During the last 36 years, great progress has been made in our understanding of the pathogenesis and treatment of children and adolescents with HIVAN. The quality of life and survival of children and adolescents living with HIV has improved in a remarkable manner and the prevalence of HIV-associated kidney diseases has decreased significantly. Nonetheless, many children living with HIV are reaching adulthood with proteinuria, mild low GFR levels, and at high risk of developing kidney failure later in life. Furthermore, we continue to see children with HIVAN and other HIV-associated kidney diseases in the Washington DC area. A number of challenges remain for the appropriate treatment of children living with HIV during the post-cART era, including the long-term persistence of viral reservoirs and inflammation resulting in end organ and kidney damage. From the renal pathological point of view, more work needs to be done to understand the mechanisms through which HIV-1 infects and injures kidney epithelial cells, define the cell types and mechanism modulating the regeneration and recovery of kidney epithelial cells, determine whether kidney epithelial and/or infiltrating mononuclear cells could become a reservoir for the virus, define the role of the APOL-1 risk variants in the pathogenesis of childhood HIVAN, and explore other potential risk factors associated with African ancestry.
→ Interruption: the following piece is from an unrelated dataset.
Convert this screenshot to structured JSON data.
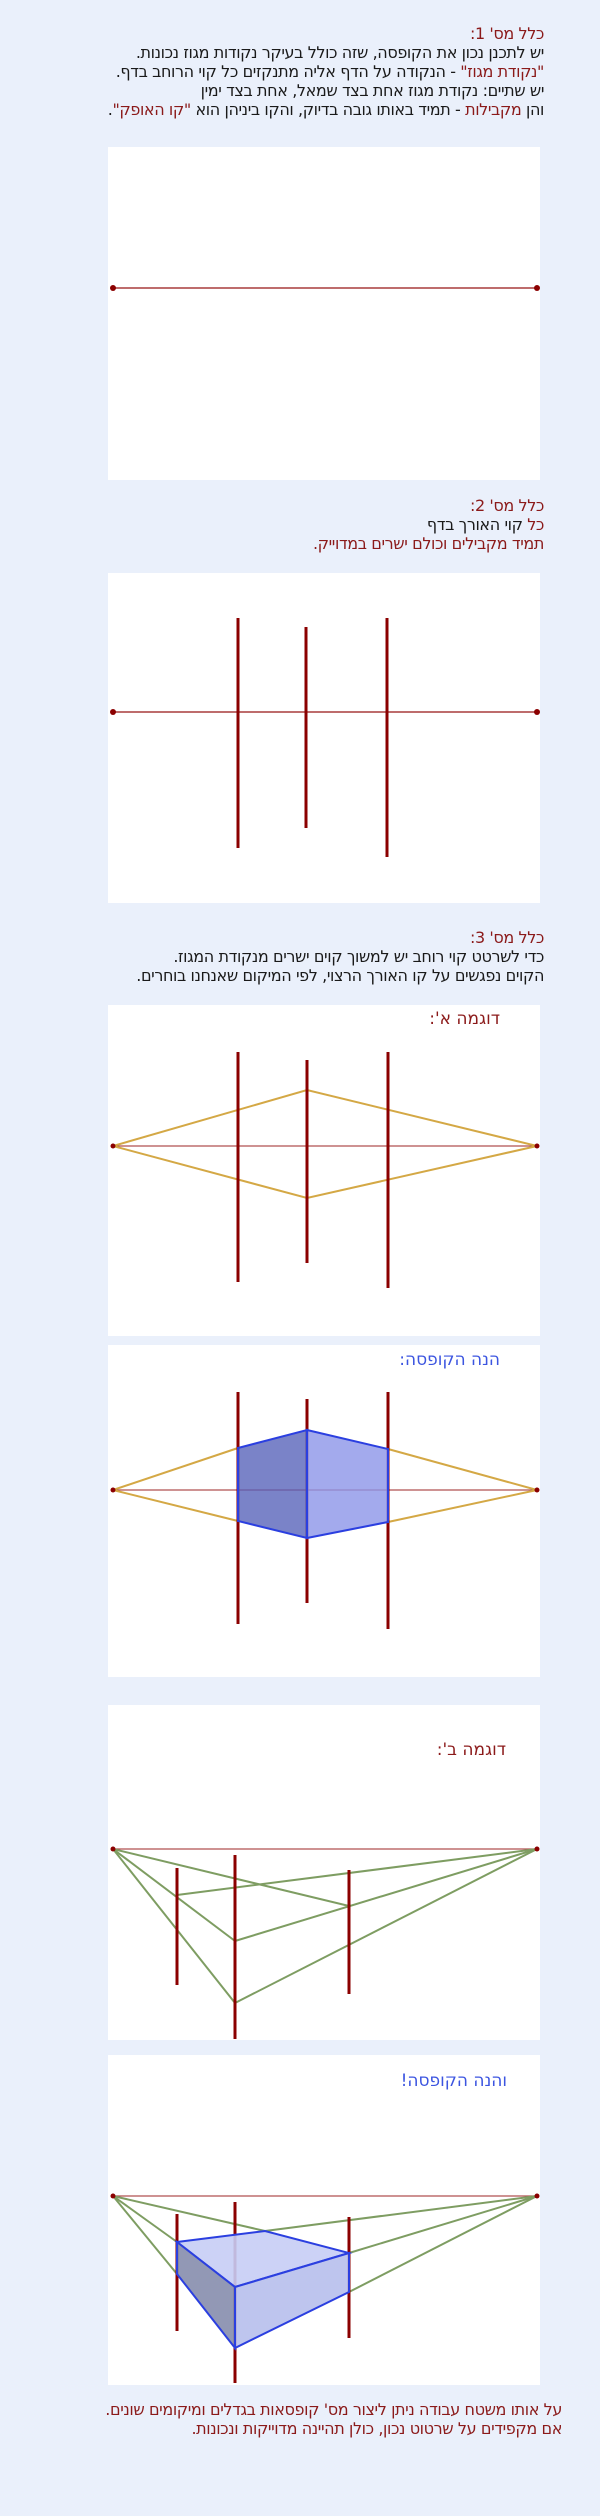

From the clinical and epidemiological point of view, more work needs to be done to develop a vaccine, prevent the vertical transmission of HIV-1, provide appropriate ART regiments to all children, maintain their viral suppression throughout childhood and adolescence, develop programs to identify children and adolescents undergoing the early stages of proteinuria, and define the safety and renal toxicity of new ART, as well as the outcomes of kidney transplants in children. These are all big healthcare challenges that will require the coordinated effort of people working in multiple disciplines. Hopefully, better prophylactic treatments and vaccines will be developed in the near future to achieve the ultimate goal of eradicating this disease.